Комбат думал… Он думал о тридцати человеческих жизнях, потерянных где то среди заснеженных скал. Умом он давно понимал всю тщетность своих поисков. Умом…, но не сердцем. Пусть даже один полуживой боец лежит сейчас где то среди камней, он вправе надеяться на то, что его найдут. Если сейчас отказаться от поисков, как после этого бросать людей в бой? Как отправлять их в свободный поиск, где в любую минуту можно поставить на кон самое дорогое – жизнь? Как смотреть им в глаза и ставить боевую задачу, когда люди не уверены в том, что их вытащат из любой передряги? Как?
–Сколько можно ждать чая? – раздражённо спросил батя.
–Чай давно на столе – как чёртик из табакерки выскочил из-за двери писарь.
Только сейчас батя заметил перед собой алюминиевую солдатскую кружку с чаем.

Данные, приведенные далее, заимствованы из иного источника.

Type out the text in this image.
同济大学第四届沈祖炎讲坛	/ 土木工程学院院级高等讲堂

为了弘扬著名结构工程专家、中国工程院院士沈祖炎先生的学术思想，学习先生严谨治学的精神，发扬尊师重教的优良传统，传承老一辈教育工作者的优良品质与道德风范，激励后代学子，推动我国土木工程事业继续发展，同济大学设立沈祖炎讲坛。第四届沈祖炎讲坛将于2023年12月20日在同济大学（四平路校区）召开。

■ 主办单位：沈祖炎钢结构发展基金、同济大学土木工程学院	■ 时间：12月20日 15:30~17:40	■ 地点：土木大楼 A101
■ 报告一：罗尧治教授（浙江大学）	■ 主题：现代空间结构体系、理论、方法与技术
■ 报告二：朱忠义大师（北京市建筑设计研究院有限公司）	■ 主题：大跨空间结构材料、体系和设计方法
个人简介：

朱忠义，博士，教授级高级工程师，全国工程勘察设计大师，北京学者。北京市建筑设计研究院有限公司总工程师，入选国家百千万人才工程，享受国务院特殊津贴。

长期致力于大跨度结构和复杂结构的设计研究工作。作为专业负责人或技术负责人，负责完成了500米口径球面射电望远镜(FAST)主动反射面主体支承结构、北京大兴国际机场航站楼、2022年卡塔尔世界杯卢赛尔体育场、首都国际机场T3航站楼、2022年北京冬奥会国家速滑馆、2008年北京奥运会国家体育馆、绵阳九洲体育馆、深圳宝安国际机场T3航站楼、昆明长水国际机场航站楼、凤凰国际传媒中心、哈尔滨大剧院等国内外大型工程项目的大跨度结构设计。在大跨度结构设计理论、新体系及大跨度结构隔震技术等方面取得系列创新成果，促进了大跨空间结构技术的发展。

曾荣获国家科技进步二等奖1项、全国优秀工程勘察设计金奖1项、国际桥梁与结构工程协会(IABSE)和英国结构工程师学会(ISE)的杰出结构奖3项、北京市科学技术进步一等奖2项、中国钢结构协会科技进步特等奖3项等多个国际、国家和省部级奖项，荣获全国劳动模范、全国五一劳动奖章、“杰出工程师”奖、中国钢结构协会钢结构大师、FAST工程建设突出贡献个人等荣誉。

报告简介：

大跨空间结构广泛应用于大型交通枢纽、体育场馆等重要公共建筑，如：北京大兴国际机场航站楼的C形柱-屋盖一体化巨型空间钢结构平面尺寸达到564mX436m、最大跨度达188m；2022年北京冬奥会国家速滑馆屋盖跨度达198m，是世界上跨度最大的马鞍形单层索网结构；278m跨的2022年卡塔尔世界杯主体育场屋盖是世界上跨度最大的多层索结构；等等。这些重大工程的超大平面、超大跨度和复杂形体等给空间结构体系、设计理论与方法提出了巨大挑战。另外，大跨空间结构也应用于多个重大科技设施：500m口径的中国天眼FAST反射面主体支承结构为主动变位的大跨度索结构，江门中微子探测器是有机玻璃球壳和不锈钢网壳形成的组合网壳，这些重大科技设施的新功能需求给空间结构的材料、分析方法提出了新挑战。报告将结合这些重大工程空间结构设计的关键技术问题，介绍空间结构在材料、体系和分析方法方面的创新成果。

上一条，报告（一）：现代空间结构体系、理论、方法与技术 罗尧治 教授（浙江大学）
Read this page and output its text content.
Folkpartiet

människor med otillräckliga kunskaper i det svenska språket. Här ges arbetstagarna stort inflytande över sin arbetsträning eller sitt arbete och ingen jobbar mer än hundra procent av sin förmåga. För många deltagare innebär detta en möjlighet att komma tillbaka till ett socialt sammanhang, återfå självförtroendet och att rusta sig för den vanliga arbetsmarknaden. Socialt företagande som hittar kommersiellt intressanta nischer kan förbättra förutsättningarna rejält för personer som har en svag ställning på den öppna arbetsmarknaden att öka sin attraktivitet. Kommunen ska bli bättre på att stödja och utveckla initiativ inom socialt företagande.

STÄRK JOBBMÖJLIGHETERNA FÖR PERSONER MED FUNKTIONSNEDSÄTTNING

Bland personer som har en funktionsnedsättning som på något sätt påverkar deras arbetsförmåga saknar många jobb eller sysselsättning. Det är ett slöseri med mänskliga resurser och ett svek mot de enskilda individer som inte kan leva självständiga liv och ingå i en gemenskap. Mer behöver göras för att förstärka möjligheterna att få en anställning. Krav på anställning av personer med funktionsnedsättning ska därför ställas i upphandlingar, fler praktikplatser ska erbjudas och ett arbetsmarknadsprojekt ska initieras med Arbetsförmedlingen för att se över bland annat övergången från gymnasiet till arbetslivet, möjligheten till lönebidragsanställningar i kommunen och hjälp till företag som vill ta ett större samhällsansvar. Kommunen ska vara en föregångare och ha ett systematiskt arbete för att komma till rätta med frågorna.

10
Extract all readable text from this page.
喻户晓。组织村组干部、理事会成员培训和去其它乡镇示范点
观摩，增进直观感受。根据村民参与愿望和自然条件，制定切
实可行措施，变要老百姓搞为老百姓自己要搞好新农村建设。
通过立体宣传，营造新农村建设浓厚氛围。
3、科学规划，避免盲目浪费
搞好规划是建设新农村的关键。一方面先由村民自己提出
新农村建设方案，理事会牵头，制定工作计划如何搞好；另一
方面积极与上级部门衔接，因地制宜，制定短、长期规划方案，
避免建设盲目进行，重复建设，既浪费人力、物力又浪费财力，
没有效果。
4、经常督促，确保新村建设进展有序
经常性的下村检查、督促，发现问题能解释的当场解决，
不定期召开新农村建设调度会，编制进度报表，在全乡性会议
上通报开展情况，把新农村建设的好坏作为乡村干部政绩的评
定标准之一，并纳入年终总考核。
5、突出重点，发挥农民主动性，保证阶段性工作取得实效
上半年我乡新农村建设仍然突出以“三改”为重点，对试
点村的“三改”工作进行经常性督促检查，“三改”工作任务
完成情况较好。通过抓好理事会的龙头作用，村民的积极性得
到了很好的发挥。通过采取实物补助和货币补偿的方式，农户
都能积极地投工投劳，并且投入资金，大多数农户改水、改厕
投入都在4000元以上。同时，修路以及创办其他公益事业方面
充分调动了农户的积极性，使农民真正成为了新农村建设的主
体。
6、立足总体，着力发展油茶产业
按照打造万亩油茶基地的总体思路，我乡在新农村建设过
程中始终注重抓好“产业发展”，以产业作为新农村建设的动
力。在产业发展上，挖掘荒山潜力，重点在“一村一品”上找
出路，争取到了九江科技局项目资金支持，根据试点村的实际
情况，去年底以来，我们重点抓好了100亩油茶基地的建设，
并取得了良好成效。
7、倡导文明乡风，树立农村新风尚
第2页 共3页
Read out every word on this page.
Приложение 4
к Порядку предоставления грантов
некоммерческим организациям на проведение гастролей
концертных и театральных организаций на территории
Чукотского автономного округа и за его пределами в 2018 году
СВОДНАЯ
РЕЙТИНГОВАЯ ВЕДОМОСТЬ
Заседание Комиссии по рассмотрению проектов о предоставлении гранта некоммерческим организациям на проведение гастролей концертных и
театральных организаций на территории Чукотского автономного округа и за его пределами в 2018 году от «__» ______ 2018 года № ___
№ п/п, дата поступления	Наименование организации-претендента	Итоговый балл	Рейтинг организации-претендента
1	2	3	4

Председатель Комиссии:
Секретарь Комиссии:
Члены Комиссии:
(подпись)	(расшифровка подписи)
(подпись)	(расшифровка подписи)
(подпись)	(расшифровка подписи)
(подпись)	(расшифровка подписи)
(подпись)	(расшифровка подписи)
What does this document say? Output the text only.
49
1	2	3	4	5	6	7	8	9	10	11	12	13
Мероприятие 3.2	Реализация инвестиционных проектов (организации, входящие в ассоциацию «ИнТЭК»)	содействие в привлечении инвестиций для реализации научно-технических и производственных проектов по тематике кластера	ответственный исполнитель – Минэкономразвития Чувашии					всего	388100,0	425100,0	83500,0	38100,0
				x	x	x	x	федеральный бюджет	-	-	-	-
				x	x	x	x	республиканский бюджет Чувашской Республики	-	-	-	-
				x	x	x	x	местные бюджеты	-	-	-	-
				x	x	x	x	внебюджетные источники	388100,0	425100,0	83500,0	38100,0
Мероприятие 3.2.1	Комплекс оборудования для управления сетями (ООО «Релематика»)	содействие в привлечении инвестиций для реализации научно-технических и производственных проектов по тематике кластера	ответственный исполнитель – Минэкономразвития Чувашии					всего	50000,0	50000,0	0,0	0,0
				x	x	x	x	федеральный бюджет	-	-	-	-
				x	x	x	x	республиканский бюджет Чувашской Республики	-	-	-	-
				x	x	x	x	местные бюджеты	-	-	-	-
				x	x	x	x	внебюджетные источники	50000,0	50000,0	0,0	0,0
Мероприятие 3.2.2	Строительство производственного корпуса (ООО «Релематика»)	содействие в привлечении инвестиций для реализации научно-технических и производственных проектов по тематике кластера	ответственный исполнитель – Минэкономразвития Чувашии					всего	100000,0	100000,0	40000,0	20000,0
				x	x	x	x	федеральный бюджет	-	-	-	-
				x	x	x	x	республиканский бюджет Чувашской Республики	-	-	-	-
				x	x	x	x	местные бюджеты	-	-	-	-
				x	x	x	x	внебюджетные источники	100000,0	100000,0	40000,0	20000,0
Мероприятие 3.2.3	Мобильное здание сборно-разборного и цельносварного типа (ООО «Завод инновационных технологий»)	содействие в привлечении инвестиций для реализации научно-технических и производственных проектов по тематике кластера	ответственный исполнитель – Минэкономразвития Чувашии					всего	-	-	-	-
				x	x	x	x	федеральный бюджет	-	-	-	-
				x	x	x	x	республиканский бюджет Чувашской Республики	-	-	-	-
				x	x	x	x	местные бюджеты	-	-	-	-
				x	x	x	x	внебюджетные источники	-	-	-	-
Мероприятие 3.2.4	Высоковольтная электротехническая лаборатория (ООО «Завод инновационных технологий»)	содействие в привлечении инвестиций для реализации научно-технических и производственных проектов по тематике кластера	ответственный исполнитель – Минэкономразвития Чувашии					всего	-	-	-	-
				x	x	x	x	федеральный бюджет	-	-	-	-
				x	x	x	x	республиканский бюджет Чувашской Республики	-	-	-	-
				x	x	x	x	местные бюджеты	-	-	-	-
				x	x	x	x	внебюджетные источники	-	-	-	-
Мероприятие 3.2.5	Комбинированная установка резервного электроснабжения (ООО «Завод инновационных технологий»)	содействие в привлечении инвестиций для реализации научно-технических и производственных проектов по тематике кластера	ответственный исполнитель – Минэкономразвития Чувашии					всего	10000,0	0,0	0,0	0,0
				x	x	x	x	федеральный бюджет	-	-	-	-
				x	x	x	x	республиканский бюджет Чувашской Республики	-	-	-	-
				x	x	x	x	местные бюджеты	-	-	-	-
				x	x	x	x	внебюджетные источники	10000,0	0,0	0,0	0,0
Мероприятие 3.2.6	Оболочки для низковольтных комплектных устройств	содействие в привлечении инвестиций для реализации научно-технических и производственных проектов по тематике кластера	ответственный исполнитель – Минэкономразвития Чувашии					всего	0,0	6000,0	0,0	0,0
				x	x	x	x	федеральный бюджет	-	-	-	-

Он отхлебнул глоток и тут же сплюнул прямо на пол.
–Это что за моча? И почему холодный? Ты что? В строй захотел? Обнаглели, пригрелись возле штаба, крысы тыловые! Ты чем меня поишь? Я тебе сейчас эту кружку на голову надену!
Писарь, давно уже привыкший к вспышкам ярости командира, быстро убрал кружку и опять поставил чайник на печку. Хлопнула дверь, моментально потянуло морозным холодом, и в комнату ввалился коренастый, грузный капитан Прошин, начальник штаба батальона.
–Командир, батальон построен. На улице мороз, так что давай побыстрее, чего людей зря морозить.
–Сам знаю – буркнул комбат, влезая в бушлат.
–Замполит обижается. Говорит, что мог бы и сам с людьми поговорить. Это, как никак его работа…
–Я сам поговорю с людьми.
Ветер словно ждал, когда они вышли из модуля. Резкие порывы ударили в лицо, залезли под бушлат и пробрали до костей. Сразу стало холодно и неуютно. На плацу серой массой копошился батальон. Раздались команды, строй покачнулся и замер.
–Товарищ майор! Батальон разведки по вашему приказанию построен. Проверка личного состава произведена. Второй взвод четвёртой роты… – дежурный замялся и, не найдя ничего лучше, продолжил: отсутствует. Дежурный по батальону лейтенант Незванцев.
–Вольно!
–Вольно – эхом отозвался лейтенант.
–Товарищи – хрипло начал комбат. Откашлялся и продолжил – бойцы… Я думаю, что все вы знаете, что второй взвод четвёртой роты пропал… Мы должны их найти, что бы ни случилось. В такую погоду я не могу приказывать никому. В поиск пойдут только добровольцы. Сынки… Будь моя воля, я сам бы с вами пошёл. Кто пойдёт пацанов искать
–
два шага вперёд!
Строй шевельнулся, смешался, и добровольцы вышли, привычно отсчитав два шага и повернувшись кругом.
Начался новый день поисков. Третьи сутки комбат не смыкал глаз, меряя шагами тесную комнатку штабного модуля. Третьи сутки охрипший радист пытался отыскать в эфире пропавший взвод. Но эфир молчал, а километры, пройденные батей из угла в угол, так и не приблизили ни к чему хорошему. Взвод пропал. На войне это могло означать только одно – взвод погиб. Но комбат упорно отказывался в это верить. Он не мог в это поверить, ведь каждый человек в батальоне был его сыном, был больше, чем сыном. И потеря любого из них означала потерю части самого себя, части своего сердца.